Cinema

Se tutto il mondo della moda colasse a picco

Non convince «Triangle of Sadness», il nuovo film dello svedese Ruben Östlund, Palma d’oro al Festival di Cannes 2022
Charlbi Dean Kriek è scomparsa il 29 agosto all’età di 32 anni.
Antonio Mariotti
12.11.2022 06:00

Nel maggio scorso, al Festival di Cannes, il regista svedese Ruben Östlund è entrato a far parte del ristrettissimo club di chi può esibire in bacheca due Palme d’oro. La prima, meritata seppur al termine di un’edizione non certo memorabile, è arrivata nel 2017 per The Square, feroce satira sul mondo dell’arte contemporanea che diventa metafora di una società sempre più arida, dominata dall’individualismo più sfrenato. Già su questo film pesava però l’handicap di una durata eccessiva (142’) e per molti versi ingiustificata. Con la sua nuova opera Triangle of Sadness, grazie alla quale si è aggiudicato la sua seconda Palma, frutto di un compromesso in seno a una giuria spaccata chiaramente a metà, Östlund ha cambiato ambiente, puntando il proprio impietoso occhio da entomologo contemporaneo sul mondo della moda. Il suo approccio rimane intriso di una incondizionata ironia, ma ciò non ha influito sulla durata del film che è di 7 minuti più lungo del precedente. Rispetto a quella di The Square completamente incentrata sull’ambigua figura del protagonista, la trama di Triangle of Sadness è più dispersiva e suddivisa in tre capitoli che poco hanno a che vedere l’uno con l’altro. Nel primo, i giovani modelli Carl (Harris Dickinson) e Yaya (Charlbi Dean Kriek, improvvisamente scomparsa nell’agosto scorso a soli 32 anni) vengono invitati a partecipare a un’esclusiva crociera su uno yacht di lusso. Sulla nave si svolge il capitolo più corposo del film, durante il quale i due ragazzotti fanno tra l’altro la conoscenza dello scontroso capitano comunista del vascello (Woody Harrelson). Proprio durante la cena offerta da quest’ultimo, una terribile mareggiata porta al naufragio dell’imbarcazione. Terzo e ultimo capitolo, il più banale e scontato, tra i naufraghi finiti su un’isola non del tutto deserta.
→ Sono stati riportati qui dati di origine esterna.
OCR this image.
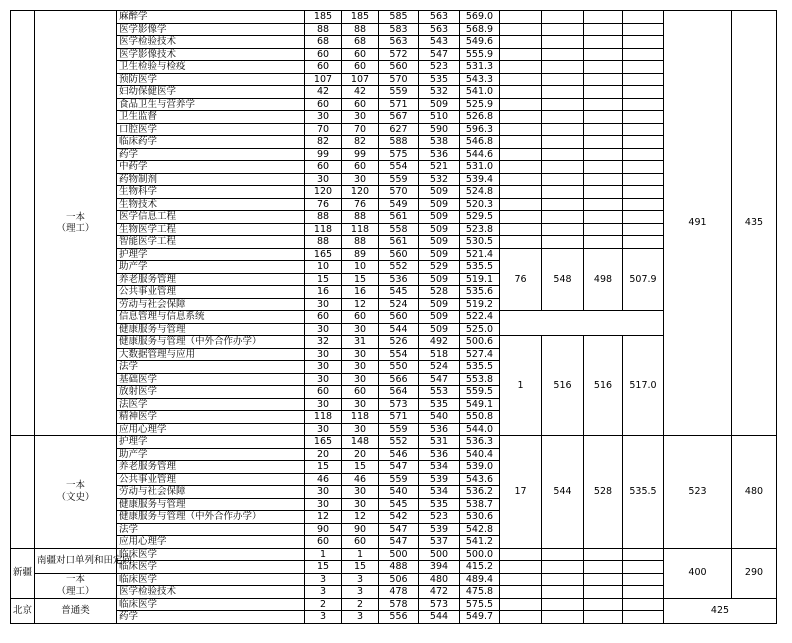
	一本
（理工）	麻醉学	185	185	585	563	569.0					491	435	
		医学影像学	88	88	583	563	568.9							
		医学检验技术	68	68	563	543	549.6							
		医学影像技术	60	60	572	547	555.9							
		卫生检验与检疫	60	60	560	523	531.3							
		预防医学	107	107	570	535	543.3							
		妇幼保健医学	42	42	559	532	541.0							
		食品卫生与营养学	60	60	571	509	525.9							
		卫生监督	30	30	567	510	526.8							
		口腔医学	70	70	627	590	596.3							
		临床药学	82	82	588	538	546.8							
		药学	99	99	575	536	544.6							
		中药学	60	60	554	521	531.0							
		药物制剂	30	30	559	532	539.4							
		生物科学	120	120	570	509	524.8							
		生物技术	76	76	549	509	520.3							
		医学信息工程	88	88	561	509	529.5							
		生物医学工程	118	118	558	509	523.8							
		智能医学工程	88	88	561	509	530.5							
		护理学	165	89	560	509	521.4	76	548	498	507.9			
		助产学	10	10	552	529	535.5							
		养老服务管理	15	15	536	509	519.1							
		公共事业管理	16	16	545	528	535.6							
		劳动与社会保障	30	12	524	509	519.2				
		信息管理与信息系统	60	60	560	509	522.4							
		健康服务与管理	30	30	544	509	525.0							
		健康服务与管理（中外合作办学）	32	31	526	492	500.6	1	516	516	517.0			
		大数据管理与应用	30	30	554	518	527.4							
		法学	30	30	550	524	535.5							
		基础医学	30	30	566	547	553.8							
		放射医学	60	60	564	553	559.5							
		法医学	30	30	573	535	549.1							
		精神医学	118	118	571	540	550.8							
		应用心理学	30	30	559	536	544.0							
	一本
（文史）	护理学	165	148	552	531	536.3	17	544	528	535.5	523	480	
		助产学	20	20	546	536	540.4							
		养老服务管理	15	15	547	534	539.0							
		公共事业管理	46	46	559	539	543.6							
		劳动与社会保障	30	30	540	534	536.2							
		健康服务与管理	30	30	545	535	538.7							
		健康服务与管理（中外合作办学）	12	12	542	523	530.6							
		法学	90	90	547	539	542.8							
		应用心理学	60	60	547	537	541.2							
新疆	南疆对口单列和田定向	临床医学	1	1	500	500	500.0					400	290	
		临床医学	15	15	488	394	415.2							
	一本
（理工）	临床医学	3	3	506	480	489.4							
		医学检验技术	3	3	478	472	475.8							
北京	普通类	临床医学	2	2	578	573	575.5					425		
		药学	3	3	556	544	549.7							
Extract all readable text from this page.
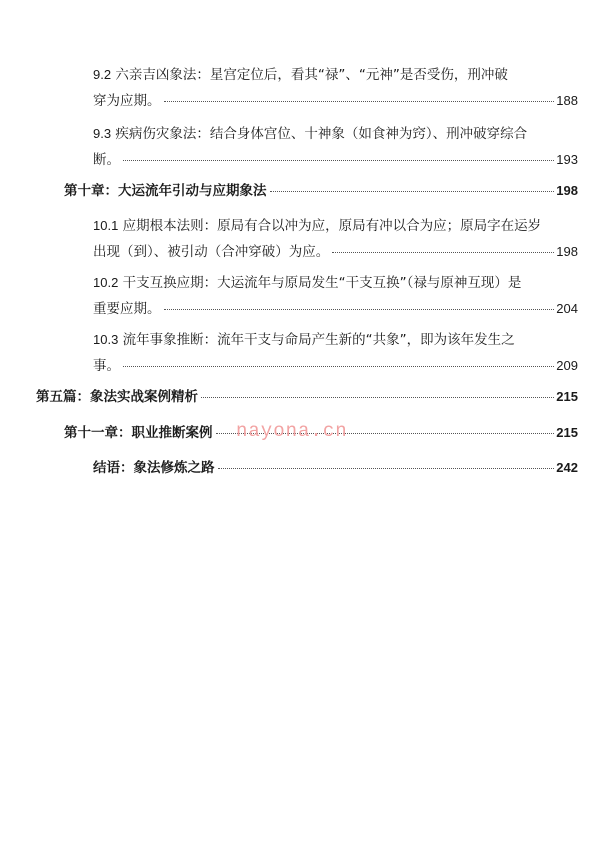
9.2
六亲吉凶象法：星宫定位后，看其“禄”、“元神”是否受伤，刑冲破
穿为应期。	188
9.3
疾病伤灾象法：结合身体宫位、十神象（如食神为窍）、刑冲破穿综合
断。	193
第十章：大运流年引动与应期象法	198
10.1
应期根本法则：原局有合以冲为应，原局有冲以合为应；原局字在运岁
出现（到）、被引动（合冲穿破）为应。	198
10.2
干支互换应期：大运流年与原局发生“干支互换”（禄与原神互现）是
重要应期。	204
10.3
流年事象推断：流年干支与命局产生新的“共象”，即为该年发生之
事。	209
第五篇：象法实战案例精析	215
第十一章：职业推断案例	215
结语：象法修炼之路	242
nayona.cn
Se anche in questo caso Östlund conferma il proprio talento nella messa in scena di sequenze corali e complesse (come quella del movimentato cenone), il suo problema è la prolissità, tanto che non ci resta che rimpiangere la gelida e spietata chiarezza di Forza maggiore (2014) che resta senza ombra di dubbio il film migliore di un cineasta dalle grandi potenzialità ancora inespresse.